After an hour of driving so rough that she was sure her butt was bruised, they hit a paved, two-lane road headed east. They could stay on it for a while, but eventually they’d need to find a road north.
“Where are we going, Erika?”
“Anywhere but here,” she said. She gave the truck more gas and pushed the needle on the speedometer higher, heading toward the pink-tinged eastern sky.
The
Dra’Knar
’s voyage had been uneventful though longer than U’Vol’s crew was used to. K’Sarhi, known as Earth to the Sarhi, its dominant-species inhabitants, was farther from Uktah than any planet they had hunted before. Though the Mocht Bogha created a bridge of warped space between Uktah and K’Sarhi’s solar system, the trip still took several months. The Vree’Kah were anxious to don their krindors and proceed with the hunt.
U’Vol recorded a video message for his family. He had just finished when the proximity alert sounded. He quickly encoded the electronic letter and sent it on its way. It would travel through the Mocht Bogha too, but it would still take months to reach them. If things went badly for him on the surface, he could be dead many months before they knew.
He strode briskly through the dark, cramped corridor and mentally cursed the engineers that had designed the ship as he walked. They had placed the captain’s quarters at the farthest end of the ship away from the control deck. Even with his giant stride, it took nearly twenty minutes to get from one end of the expansive ship to the other.
As he entered the control deck, his first officer, Tu’Vagh, was already in the command room.
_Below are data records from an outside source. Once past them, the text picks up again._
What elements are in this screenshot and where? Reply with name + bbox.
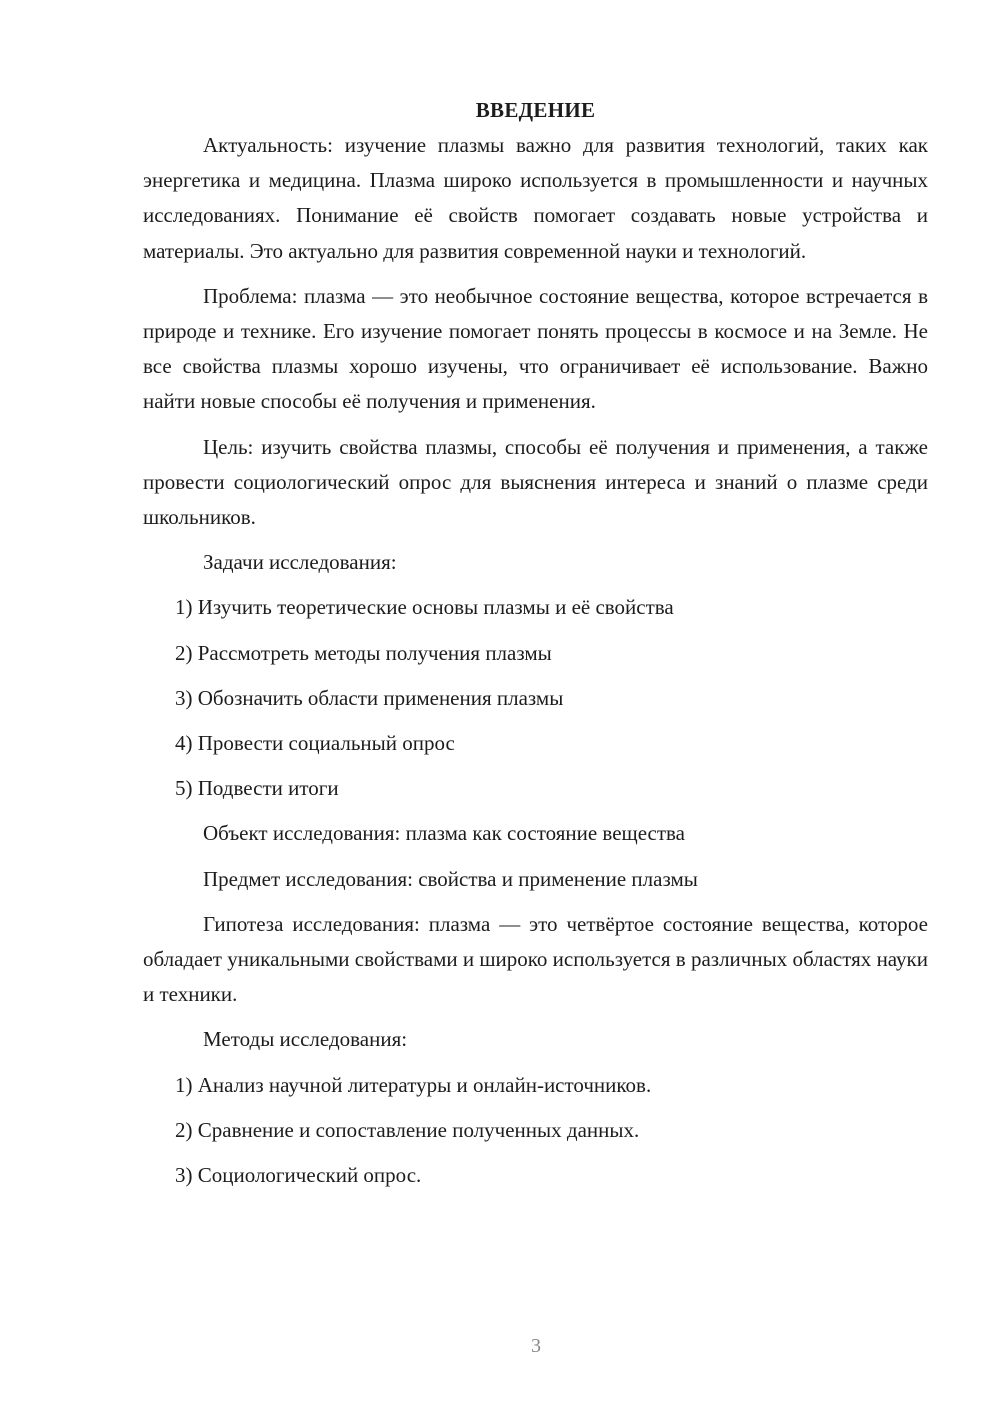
- tasks-heading: Задачи исследования:: [203, 550, 397, 575]
- method-item: 3) Социологический опрос.: [175, 1163, 422, 1188]
- method-item: 2) Сравнение и сопоставление полученных данных.: [175, 1117, 640, 1142]
- task-item: 1) Изучить теоретические основы плазмы и её свойства: [175, 595, 674, 620]
- page-number: 3: [531, 1335, 541, 1357]
- task-item: 3) Обозначить области применения плазмы: [175, 685, 564, 710]
- relevance-paragraph: Актуальность: изучение плазмы важно для развития технологий, таких как энергетика и медицина. Плазма широко используется в промышленности и научных исследованиях. Понимание её свойств помогает создавать новые устройства и материалы. Это актуально для развития современной науки и технологий.: [143, 133, 928, 263]
- methods-heading: Методы исследования:: [203, 1027, 408, 1052]
- page-title: ВВЕДЕНИЕ: [475, 98, 596, 122]
- research-object: Объект исследования: плазма как состояние вещества: [203, 821, 685, 846]
- problem-paragraph: Проблема: плазма — это необычное состояние вещества, которое встречается в природе и технике. Его изучение помогает понять процессы в космосе и на Земле. Не все свойства плазмы хорошо изучены, что ограничивает её использование. Важно найти новые способы её получения и применения.: [143, 283, 928, 414]
- research-subject: Предмет исследования: свойства и применение плазмы: [203, 866, 698, 891]
- task-item: 5) Подвести итоги: [175, 776, 339, 801]
- task-item: 2) Рассмотреть методы получения плазмы: [175, 640, 552, 665]
- task-item: 4) Провести социальный опрос: [175, 731, 455, 756]
- document-page: [143, 92, 928, 1203]
- goal-paragraph: Цель: изучить свойства плазмы, способы её получения и применения, а также провести социологический опрос для выяснения интереса и знаний о плазме среди школьников.: [143, 434, 928, 530]
- method-item: 1) Анализ научной литературы и онлайн-источников.: [175, 1072, 652, 1097]
- hypothesis-paragraph: Гипотеза исследования: плазма — это четвёртое состояние вещества, которое обладает уникальными свойствами и широко используется в различных областях науки и техники.: [143, 911, 928, 1007]
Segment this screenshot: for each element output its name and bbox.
Tu’Vagh had opened the ebony drosh metal shutters that protected the vast expanse of windows during the intergalactic travel. The view of K’Sarhi was spectacular. The planet was as blue as the scouts had reported and even more beautiful. Masses of wispy white clouds swirled over the oceans. The small planet floated like a precious jewel in the vast dark sea of empty space.
Eponia would appreciate the beauty of this planet where the Sarhi dwell
.
But she would never see the sight. Females were forbidden from wearing krindors or boarding a Vree ship. The M’Uktah believed that Doj imbued all females with the power to create life and that the power flowed to them directly from their contact with the ground of Uktah. If they were to ever leave Uktah, the spell would be broken and the woman would become barren. U’Vol thought that it was probably myth more than truth. He had traveled many light years and seen females of other species able to give birth on other planets. It seemed to him unlikely that Doj would inhibit the wonderful masterpiece of his creation known as woman in such a way. He had witnessed females birthing children in the cruelest of circumstances.
Surely our robust M’Uktah women are not more delicate than craven Kreelan wenches.
But he was not one to create flaghen and question the wisdom of the elders or the Council of U.
I will show Eponia this wonder through my stories upon my return.
Tu’Vagh lay reclined in his command chair. He blinked slowly to temporarily close his optical interface with the ship’s central computer. “Captain on deck,” he shouted.